Sunday, January 10, 2010

Poetry

Seamus Heaney is perhaps the greatest living poet.  I am listening as I write to a CD in which he collaborates with the piper Liam O'Flynn on a series of poems and airs. 

One of his poems contains the single most terrifying line in English poetry.

Midterm Break
Seamus Heaney

I sat all morning in the college sick bay
Counting bells knelling classes to a close,
At two o'clock our neighbors drove me home.

In the porch I met my father crying --
He had always taken funerals in his stride--
And Big Jim Evans saying it was a hard blow.

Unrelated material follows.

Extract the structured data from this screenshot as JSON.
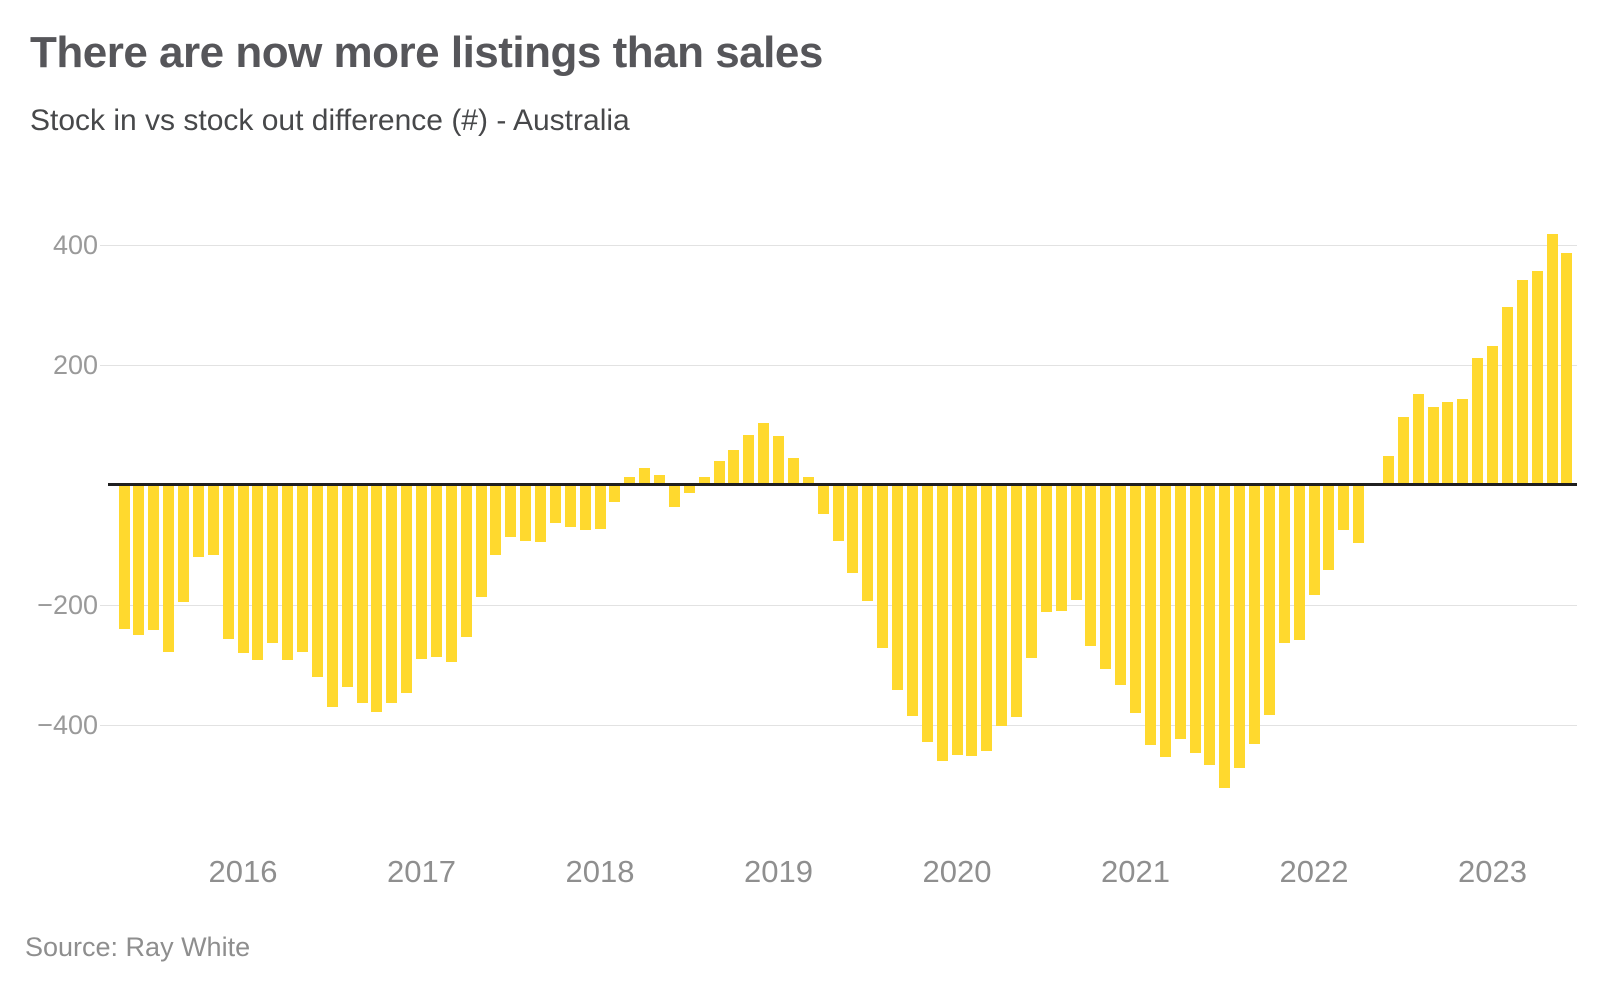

The baby cooed and laughed and rocked the pram
When I came in, and I was embarrassed
By old men standing up to shake my hand

And tell me they were "sorry for my trouble,"
Whispers informed strangers I was the eldest,
Away at school, as my mother held my hand

In hers and coughed out angry tearless sighs.
At ten o'clock the ambulance arrived
With the corpse, stanched and bandaged by the nurses.

Next morning I went up into the room. Snowdrops
And candles soothed the bedside; I saw him
For the first time in six weeks.  Paler now,

Wearing a poppy bruise on the left temple,
He lay in the four foot box as in a cot.
No gaudy scars, the bumper knocked him clear.

A four foot box, a foot for every year.